Kamis, 19 September 2019

Langkah-langkah dalam Penelitian Sejarah - Verifikasi

Verifikasi adalah penilaian terhadap sumber-sumber sejarah. Verifikasi dalam sejarah memiliki arti pemeriksaan terhadap kebenaran laporan tentang suatu peristiwa sejarah. Penilaian terhadap sumber-sumber sejarah menyangkut aspek ekstern dan intern. Aspek ekstern mempersoalkan apakah sumber itu asli atau palsu sehingga sejarawan harus mampu menguji tentang keakuratan dokumen sejarah tersebut, misalnya waktu pembuatan dokumen, bahan, atau materi dokumen. Aspek intern mempersoakan apakah isi yang terdapat dalam sumber itu memberikan informasi yang diperlukan. Dalam hal ini, aspek intern berupa proses analisis terhadap suatu dokumen.

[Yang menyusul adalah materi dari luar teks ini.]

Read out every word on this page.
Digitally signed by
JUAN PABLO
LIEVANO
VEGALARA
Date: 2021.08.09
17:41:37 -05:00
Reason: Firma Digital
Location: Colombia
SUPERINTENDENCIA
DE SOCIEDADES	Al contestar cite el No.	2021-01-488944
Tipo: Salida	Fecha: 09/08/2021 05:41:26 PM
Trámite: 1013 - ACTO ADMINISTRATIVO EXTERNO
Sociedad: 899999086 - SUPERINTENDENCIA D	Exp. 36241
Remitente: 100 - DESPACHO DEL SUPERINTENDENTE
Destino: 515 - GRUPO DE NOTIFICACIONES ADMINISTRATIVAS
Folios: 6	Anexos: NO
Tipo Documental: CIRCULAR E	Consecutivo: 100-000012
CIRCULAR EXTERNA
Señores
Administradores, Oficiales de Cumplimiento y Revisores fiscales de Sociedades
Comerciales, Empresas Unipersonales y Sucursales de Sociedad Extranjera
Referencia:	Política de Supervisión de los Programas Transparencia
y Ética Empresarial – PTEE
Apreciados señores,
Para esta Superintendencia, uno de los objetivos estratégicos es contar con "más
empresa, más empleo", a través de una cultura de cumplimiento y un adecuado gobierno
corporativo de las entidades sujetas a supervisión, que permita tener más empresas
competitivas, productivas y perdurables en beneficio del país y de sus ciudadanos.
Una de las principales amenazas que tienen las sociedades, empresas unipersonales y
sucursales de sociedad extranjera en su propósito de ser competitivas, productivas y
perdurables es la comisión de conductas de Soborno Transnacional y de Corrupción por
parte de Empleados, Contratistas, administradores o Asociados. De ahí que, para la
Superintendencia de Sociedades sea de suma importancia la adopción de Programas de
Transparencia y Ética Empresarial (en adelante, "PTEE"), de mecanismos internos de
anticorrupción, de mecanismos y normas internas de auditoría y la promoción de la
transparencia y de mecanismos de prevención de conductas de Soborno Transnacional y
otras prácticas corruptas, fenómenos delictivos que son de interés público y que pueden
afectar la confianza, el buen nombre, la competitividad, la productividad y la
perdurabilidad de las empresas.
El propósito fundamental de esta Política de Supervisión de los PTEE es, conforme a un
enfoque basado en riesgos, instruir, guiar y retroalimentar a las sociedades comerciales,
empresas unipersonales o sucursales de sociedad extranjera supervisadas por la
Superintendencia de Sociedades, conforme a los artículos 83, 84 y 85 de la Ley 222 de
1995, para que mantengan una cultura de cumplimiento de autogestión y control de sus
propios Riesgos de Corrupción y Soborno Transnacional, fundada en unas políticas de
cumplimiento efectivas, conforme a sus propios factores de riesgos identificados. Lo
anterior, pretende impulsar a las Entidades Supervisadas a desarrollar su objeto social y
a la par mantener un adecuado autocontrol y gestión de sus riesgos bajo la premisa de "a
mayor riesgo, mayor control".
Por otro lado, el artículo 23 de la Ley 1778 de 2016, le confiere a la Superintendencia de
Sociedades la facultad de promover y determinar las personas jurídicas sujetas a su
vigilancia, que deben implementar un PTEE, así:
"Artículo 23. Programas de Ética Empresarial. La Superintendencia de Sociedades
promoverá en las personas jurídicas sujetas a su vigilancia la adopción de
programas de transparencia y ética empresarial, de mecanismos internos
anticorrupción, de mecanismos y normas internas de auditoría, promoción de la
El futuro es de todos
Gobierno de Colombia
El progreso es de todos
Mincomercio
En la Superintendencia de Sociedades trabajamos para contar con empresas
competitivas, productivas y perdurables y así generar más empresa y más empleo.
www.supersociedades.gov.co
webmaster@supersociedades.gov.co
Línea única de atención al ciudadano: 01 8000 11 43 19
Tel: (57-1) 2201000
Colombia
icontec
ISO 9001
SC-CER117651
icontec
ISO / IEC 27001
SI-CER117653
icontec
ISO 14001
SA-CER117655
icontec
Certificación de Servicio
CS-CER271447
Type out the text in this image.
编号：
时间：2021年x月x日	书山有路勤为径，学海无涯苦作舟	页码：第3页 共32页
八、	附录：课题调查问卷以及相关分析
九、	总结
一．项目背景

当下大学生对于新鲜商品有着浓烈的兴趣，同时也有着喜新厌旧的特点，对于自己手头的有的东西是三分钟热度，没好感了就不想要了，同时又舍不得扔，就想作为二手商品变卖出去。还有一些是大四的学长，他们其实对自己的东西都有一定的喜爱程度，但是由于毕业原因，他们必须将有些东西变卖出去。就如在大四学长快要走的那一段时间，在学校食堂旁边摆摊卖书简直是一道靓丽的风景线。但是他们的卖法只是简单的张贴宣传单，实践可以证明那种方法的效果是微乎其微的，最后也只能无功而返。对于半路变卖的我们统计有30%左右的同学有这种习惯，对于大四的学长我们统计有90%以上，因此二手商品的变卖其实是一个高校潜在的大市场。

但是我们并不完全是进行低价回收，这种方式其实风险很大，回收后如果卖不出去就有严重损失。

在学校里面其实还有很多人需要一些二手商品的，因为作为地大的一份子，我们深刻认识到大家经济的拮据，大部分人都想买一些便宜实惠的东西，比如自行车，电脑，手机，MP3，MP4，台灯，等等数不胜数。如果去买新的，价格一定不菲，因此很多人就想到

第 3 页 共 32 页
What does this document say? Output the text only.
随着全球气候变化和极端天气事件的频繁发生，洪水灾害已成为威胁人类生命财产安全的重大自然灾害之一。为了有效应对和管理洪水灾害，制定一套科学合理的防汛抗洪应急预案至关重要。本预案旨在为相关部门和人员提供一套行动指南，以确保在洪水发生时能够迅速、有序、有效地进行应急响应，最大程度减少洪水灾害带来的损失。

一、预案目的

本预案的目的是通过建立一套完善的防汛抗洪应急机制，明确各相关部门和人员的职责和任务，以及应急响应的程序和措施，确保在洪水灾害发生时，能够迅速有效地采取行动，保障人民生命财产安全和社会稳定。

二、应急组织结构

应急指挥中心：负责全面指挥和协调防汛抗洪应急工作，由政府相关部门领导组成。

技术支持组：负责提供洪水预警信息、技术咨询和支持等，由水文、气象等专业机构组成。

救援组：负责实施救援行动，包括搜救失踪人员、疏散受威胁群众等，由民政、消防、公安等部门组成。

Aspek ekstern harus dapat menjawab pertanyaan-pertanyaan  berikut:
a. Apakah sumber itu merupakan sumber yang dikehendaki (autentitas)?
b. Apakah sumber itu asli atau turunan (orisinalitas)?
c. Apakah sumber itu masih utuh atau sudah diubah (soal integritas)?

Setelah ada kepastian bahwa sumber itu merupakan sumber yang benar diperlukan dalam bentuk asli dan masih utuh, maka dilakukan kritik intern. Kritik intern dilakukan untuk membuktikan bahwa informasi yang terkandung dalam sumber itu dapat dipercaya, dengan penilaian intrinsik terhadap sumber dan dengan membandingkan kesaksian-kesaksian berbagai sumber.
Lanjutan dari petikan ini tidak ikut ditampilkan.